Ryslind scowled. He grabbed one of the smaller sticks. “Watch.” He threw the stick into the air. It whirled end over end for twenty feet, then shot back to earth. Jig heard nothing, but it appeared as though the stick had collided with something solid. It landed somewhere to their left.
Jig stared.
Seeing that they didn’t understand, Ryslind sighed and picked up another stick. He repeated his demonstration. “What you see is the stick hitting the roof of the cavern.”
“What cavern?” Jig asked.
“And you killed the Necromancer,” Ryslind said in wonder. “Did you really believe an entire sky existed beneath the mountain? That those clouds are real? You fell less than thirty feet, yet you accept the existence of those birds
soaring hundreds of feet in the air. It’s illusion, all of it. A powerful illusion, but no more. Which means the pit we came through is still there, if you have the wit to find it again. If not. . . .” He stabbed the end of his staff into the dirt.
Before Jig could work up the courage to ask more questions, Ryslind walked off into the woods. Jig rubbed his eyes and wished for a set of those elven lenses Riana had mentioned. For it looked like Ryslind’s feet passed through the roots that had snagged Jig’s boots time after time. He wondered if Shadowstar could provide the same magic for Jig.
“We should stop him,” Riana said. She had her dagger out, and she glared in the direction Ryslind had gone.
“Why?” Personally, Jig thought that going back home was a lovely idea. He thought about Golaka’s famous peppered dwarf roast, finding a corner to himself where he could feed Smudge and where the only bullies were goblins, not wizards and princes and dwarves . . . he could almost smell the smoke of the cookfire. “I say we go find the way out.”

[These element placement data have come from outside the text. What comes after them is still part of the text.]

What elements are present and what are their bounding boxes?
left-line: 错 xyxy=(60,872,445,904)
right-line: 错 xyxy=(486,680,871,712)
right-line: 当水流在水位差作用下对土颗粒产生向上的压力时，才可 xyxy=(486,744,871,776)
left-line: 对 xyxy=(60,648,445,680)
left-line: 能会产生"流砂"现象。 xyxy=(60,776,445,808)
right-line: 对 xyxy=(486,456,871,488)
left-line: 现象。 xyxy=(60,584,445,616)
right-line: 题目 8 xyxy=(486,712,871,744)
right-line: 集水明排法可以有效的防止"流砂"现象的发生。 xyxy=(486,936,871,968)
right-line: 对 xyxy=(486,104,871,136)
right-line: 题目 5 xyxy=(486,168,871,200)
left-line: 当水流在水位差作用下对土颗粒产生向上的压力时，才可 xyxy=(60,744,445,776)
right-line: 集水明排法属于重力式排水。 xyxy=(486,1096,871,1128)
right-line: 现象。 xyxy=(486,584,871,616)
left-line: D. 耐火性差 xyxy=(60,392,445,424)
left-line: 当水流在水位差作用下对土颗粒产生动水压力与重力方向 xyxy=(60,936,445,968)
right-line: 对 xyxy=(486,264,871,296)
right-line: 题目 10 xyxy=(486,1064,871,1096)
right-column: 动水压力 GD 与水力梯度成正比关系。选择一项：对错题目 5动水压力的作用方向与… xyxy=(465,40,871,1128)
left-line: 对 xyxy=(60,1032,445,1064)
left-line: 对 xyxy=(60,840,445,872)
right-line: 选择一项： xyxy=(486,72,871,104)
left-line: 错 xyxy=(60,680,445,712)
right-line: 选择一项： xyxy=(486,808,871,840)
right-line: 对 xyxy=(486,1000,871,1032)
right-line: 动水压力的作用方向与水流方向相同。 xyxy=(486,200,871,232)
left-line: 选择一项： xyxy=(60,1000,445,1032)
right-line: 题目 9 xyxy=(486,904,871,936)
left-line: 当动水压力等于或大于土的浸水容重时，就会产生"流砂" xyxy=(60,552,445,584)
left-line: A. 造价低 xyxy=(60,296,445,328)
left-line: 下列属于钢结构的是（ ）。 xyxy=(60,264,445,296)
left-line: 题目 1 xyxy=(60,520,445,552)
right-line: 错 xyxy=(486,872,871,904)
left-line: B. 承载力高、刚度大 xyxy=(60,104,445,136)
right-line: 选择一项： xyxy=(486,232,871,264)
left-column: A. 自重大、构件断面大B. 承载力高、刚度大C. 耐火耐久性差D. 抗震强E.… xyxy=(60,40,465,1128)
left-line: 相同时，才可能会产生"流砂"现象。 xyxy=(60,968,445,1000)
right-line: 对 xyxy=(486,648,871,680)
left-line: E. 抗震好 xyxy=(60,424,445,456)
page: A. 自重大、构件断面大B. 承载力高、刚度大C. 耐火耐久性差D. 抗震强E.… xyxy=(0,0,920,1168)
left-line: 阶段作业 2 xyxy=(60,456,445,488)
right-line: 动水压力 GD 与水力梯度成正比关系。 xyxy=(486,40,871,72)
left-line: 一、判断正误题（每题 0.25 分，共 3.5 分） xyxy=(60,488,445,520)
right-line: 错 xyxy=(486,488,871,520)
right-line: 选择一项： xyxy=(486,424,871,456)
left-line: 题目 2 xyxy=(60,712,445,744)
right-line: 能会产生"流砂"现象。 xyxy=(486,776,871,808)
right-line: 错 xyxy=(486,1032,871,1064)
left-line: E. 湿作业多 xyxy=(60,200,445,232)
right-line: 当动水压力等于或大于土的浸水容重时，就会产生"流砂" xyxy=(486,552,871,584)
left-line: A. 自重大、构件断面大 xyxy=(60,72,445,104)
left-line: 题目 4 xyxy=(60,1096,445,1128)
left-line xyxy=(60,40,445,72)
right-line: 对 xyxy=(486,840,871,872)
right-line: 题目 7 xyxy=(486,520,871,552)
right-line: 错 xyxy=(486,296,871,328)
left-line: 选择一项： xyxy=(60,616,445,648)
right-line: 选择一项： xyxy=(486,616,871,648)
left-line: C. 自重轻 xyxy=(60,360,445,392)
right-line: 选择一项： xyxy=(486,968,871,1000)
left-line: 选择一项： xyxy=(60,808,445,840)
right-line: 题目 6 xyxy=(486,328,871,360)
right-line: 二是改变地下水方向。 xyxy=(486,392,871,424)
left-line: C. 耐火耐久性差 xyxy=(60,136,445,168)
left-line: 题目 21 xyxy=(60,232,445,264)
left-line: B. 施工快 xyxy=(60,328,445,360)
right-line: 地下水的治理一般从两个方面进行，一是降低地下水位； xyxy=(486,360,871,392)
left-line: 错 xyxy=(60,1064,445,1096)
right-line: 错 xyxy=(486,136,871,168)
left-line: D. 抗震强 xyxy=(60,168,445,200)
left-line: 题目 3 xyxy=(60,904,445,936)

Riana rolled her eyes. “So we make our way to the Necromancer’s little throne room. What then?”
Jig started to answer, then his mouth clapped shut. Ryslind was the only one who could get them past the lizard-fish . . . which Ryslind knew perfectly well. “Okay, so he’s still playing with us,” Jig said slowly. “What’s your plan for stopping him?”
Now it was Riana’s turn to hesitate. “We could sneak up on him,” she said. “Like Darnak told us, against a wizard, we just have to be fast enough to kill him before he can cast a spell.”
“But this is Ryslind.”
“Why are you so frightened of him? Everyone dies sooner or later. If you stab him in the heart, he’ll die like everything else.”
“Not everyone dies,” Jig muttered. “Some of them turn into walking corpses.”
“Jig, stop being such a coward. You killed the Necromancer, right?”
“I was lucky.”
She grabbed his shoulders and pushed him against a tree. “Lucky or not, you did it. There’s two of us. If we don’t kill him, who knows what he’ll do. He’s only human, right?”